On two graph isomorphism problems

TL;DR

This paper characterizes when 4-regular circulant graphs are isomorphic to accordion graphs, extending previous work on graph isomorphism conditions and providing criteria for graph isomorphism within this class.

Contribution

The authors provide a complete characterization of 4-regular circulant graphs that are isomorphic to accordion graphs and establish conditions for isomorphism between different accordion graphs.

Findings

Characterization of parameters for which an accordion graph is circulant.

Necessary and sufficient conditions for isomorphism between accordion graphs.

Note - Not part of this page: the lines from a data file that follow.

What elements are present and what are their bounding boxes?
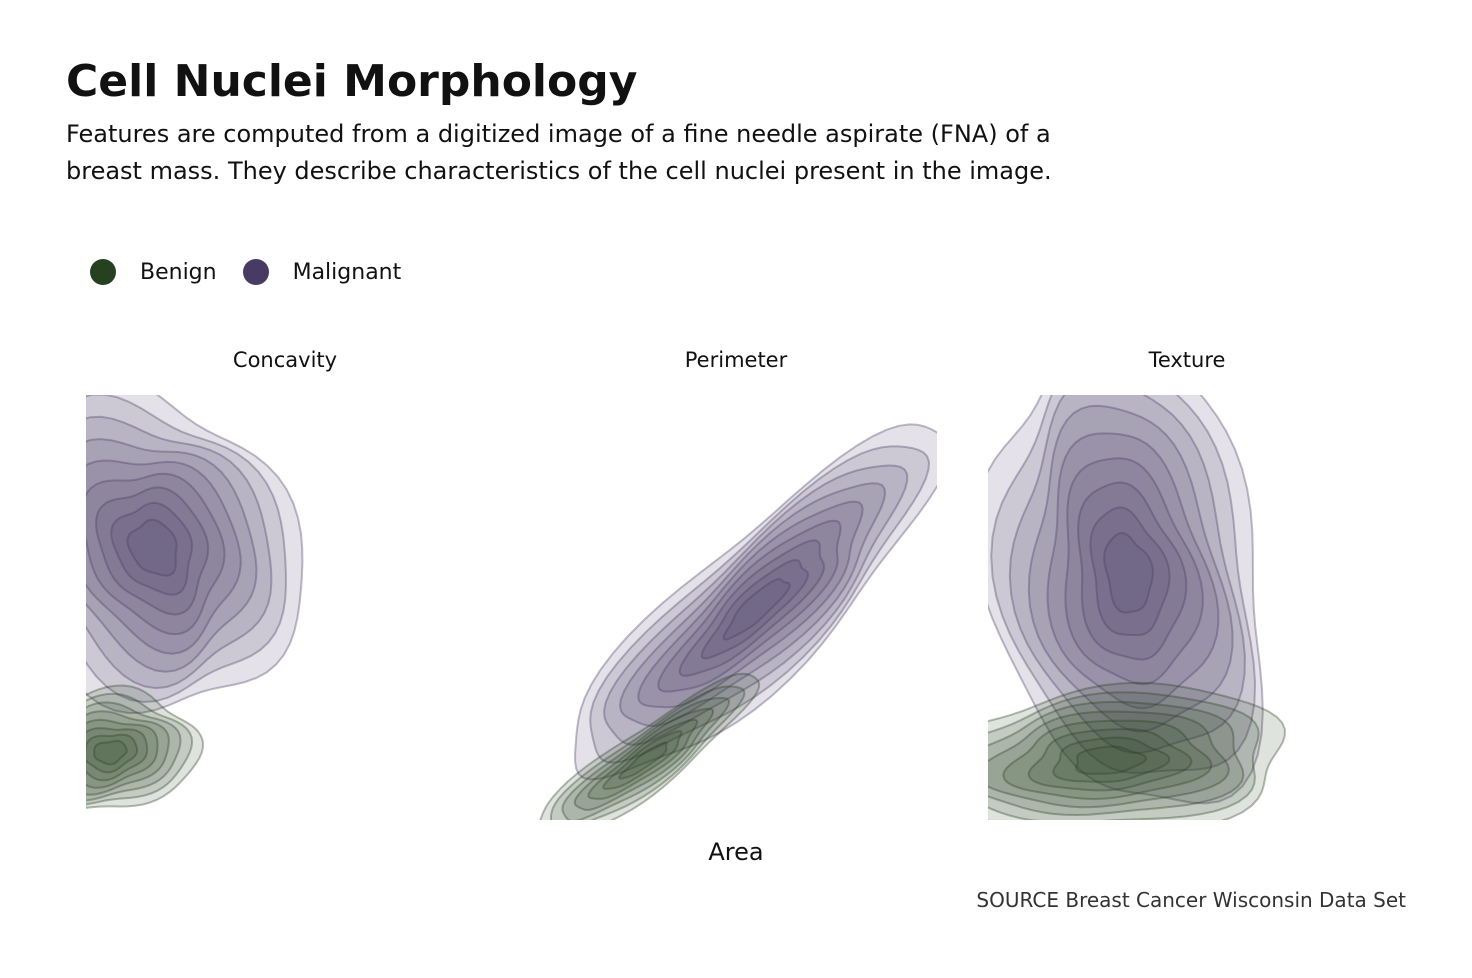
contour-benign-level-7 <box>618 741 668 780</box>
contour-benign-level-4 <box>988 710 1230 809</box>
contour-malignant-level-1 <box>988 395 1264 805</box>
contour-malignant-level-5 <box>637 500 864 709</box>
contour-malignant-level-8 <box>1089 506 1171 637</box>
contour-malignant-level-1 <box>86 395 304 715</box>
contour-benign-level-7 <box>86 733 139 774</box>
legend-item-benign: Benign <box>90 259 217 285</box>
contour-malignant-level-9 <box>1103 532 1154 614</box>
facet-title-texture: Texture <box>1148 348 1226 372</box>
contour-malignant-level-3 <box>86 415 273 690</box>
contour-benign-level-8 <box>93 739 128 766</box>
contour-malignant-level-8 <box>110 501 194 596</box>
contour-benign-level-2 <box>988 691 1260 820</box>
contour-benign-level-6 <box>602 730 683 790</box>
contour-malignant-level-3 <box>603 464 909 746</box>
legend-dot-icon <box>242 259 269 285</box>
contour-malignant-level-7 <box>678 539 826 677</box>
contour-malignant-level-4 <box>86 438 258 673</box>
contour-benign-level-3 <box>988 700 1245 817</box>
contour-malignant-level-1 <box>574 423 937 781</box>
contour-benign-level-5 <box>1002 719 1213 801</box>
legend: Benign Malignant <box>90 256 427 288</box>
facet-title-concavity: Concavity <box>232 348 338 372</box>
contour-malignant-level-2 <box>990 395 1257 774</box>
legend-label-benign: Benign <box>140 259 217 285</box>
contour-malignant-level-5 <box>86 459 242 655</box>
contour-malignant-level-7 <box>1077 481 1188 661</box>
contour-malignant-level-2 <box>86 395 287 704</box>
facet-title-perimeter: Perimeter <box>684 348 788 372</box>
contour-benign-level-3 <box>561 696 731 820</box>
contour-malignant-level-9 <box>126 518 178 577</box>
contour-malignant-level-6 <box>86 472 226 636</box>
contour-benign-level-1 <box>988 681 1286 820</box>
contour-benign-level-6 <box>1027 728 1193 792</box>
contour-malignant-level-7 <box>95 486 210 616</box>
contour-benign-level-7 <box>1052 736 1171 783</box>
contour-benign-level-1 <box>539 672 761 820</box>
contour-malignant-level-2 <box>589 445 931 764</box>
legend-item-malignant: Malignant <box>242 259 402 285</box>
contour-benign-level-5 <box>86 718 159 789</box>
contour-malignant-level-6 <box>1064 457 1204 686</box>
contour-benign-level-8 <box>1075 745 1147 775</box>
facet-panel-concavity <box>86 395 304 809</box>
contour-benign-level-1 <box>86 684 205 809</box>
contour-benign-level-5 <box>587 718 699 800</box>
contour-malignant-level-9 <box>722 578 791 641</box>
contour-malignant-level-3 <box>1008 395 1246 754</box>
contour-malignant-level-4 <box>618 482 887 728</box>
facet-panel-texture <box>988 395 1286 820</box>
contour-benign-level-4 <box>573 707 715 811</box>
contour-benign-level-6 <box>86 727 149 782</box>
legend-label-malignant: Malignant <box>292 259 402 285</box>
facet-panel-perimeter <box>539 423 937 820</box>
contour-benign-level-3 <box>86 701 182 802</box>
x-axis-label: Area <box>708 838 764 866</box>
legend-dot-icon <box>90 259 116 285</box>
contour-malignant-level-5 <box>1046 432 1220 710</box>
contour-malignant-level-8 <box>700 558 810 660</box>
contour-benign-level-2 <box>550 685 746 820</box>
chart-title: Cell Nuclei Morphology <box>66 56 638 107</box>
contour-benign-level-4 <box>86 710 170 796</box>
chart-subtitle: Features are computed from a digitized i… <box>66 120 1052 185</box>
contour-malignant-level-6 <box>657 519 842 693</box>
contour-benign-level-2 <box>86 692 194 806</box>
chart-caption: SOURCE Breast Cancer Wisconsin Data Set <box>976 888 1406 912</box>
contour-malignant-level-4 <box>1027 404 1234 733</box>
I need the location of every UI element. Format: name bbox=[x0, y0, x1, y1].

Extension of Bogdanowicz's work to a broader class of graphs.

Abstract

In 2015, Bogdanowicz gave a necessary and sufficient condition for a 4-regular circulant graph to be isomorphic to the Cartesian product of two cycles. Accordion graphs, denoted by $A[n,k]$, are 4-regular graphs on two parameters $n$ and $k$ which were recently introduced by the authors and studied with regards to Hamiltonicity and matchings. These graphs can be obtained by a slight modification in some of the edges of the Cartesian product of two cycles. Motivated by the work of Bogdanowicz, the authors also determined for which values of $n$ and $k$ the accordion graph $A[n,k]$ is circulant. In this work we investigate what parameters a 4-regular circulant graph must have in order to be isomorphic to an accordion graph, thus providing a complete characterisation similar to that given by Bogdanowicz. We also give a necessary and sufficient condition for two accordion graphs with distinct parameters to be isomorphic.